A collection of five video essays on embodiment and social distancing, with a focus on practices. RAFFAELE RUFO, “Dancing Together Alone: What Can Be Learnt About Connection When Touch is Forbidden?” (00:10): This video essay reengages the experience of leading a dance improvisation practice on Zoom during the Coronavirus lockdown. As a tango and contact improvisation dancer confined at home, I felt urged to ask: what can be learnt about embodied connection when we are not allowed to physically touch each other? ANAT BEN-DAVID AND CATHARINE ANNE CARY, “What’s the Matter?” (05:54): Performers, scenographers, musicians and wordsmiths Anat Ben-David and Catharine Cary improvised via ZOOM every Tuesday from March to May 2020. Embracing latency, zoom’s affordances, limitations and distortions, they show here excerpts of a transformed body of work. Separated by 5218 km, given the Covid-19 situation, it could have been 200 meters. DEANNA BORLAND-SENTINELLA, LOUISE GWENNETH PHILLIPS, AND ALICE OWEN, “Virtually Embodied: Remembering the Sensations of Connection” (12:04): This film is an exploration of the body: Being present to place and time; being aware of connection with others, whether that be in reality or through virtual connection and sensorial memory.
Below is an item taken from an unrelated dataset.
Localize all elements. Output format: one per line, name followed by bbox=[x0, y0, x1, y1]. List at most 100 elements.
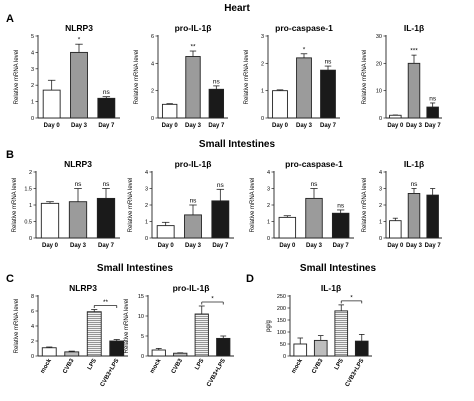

NATHALIE S. FARI, “Notes from a zoom 5Rhythms® session” (17:10): By using a three-hour 5Rhythms® online workshop as basis, this video sheds light into the ways in which the practitioner interacts and engages with both one’s own bodily awareness and the new technology of zoom. AMBERBECKYCREATIVE, “Sheltering in Spacetimematterings: Audiovisual Considerations of Social Distancing” (22:42): Two socially distant authors glitch audiovisual intra-actions through embodied (dis)orientations of space, time, and matter in past/present/future collapsed to (re)present what it’s like to shelter in place during the COVID-19 pandemic.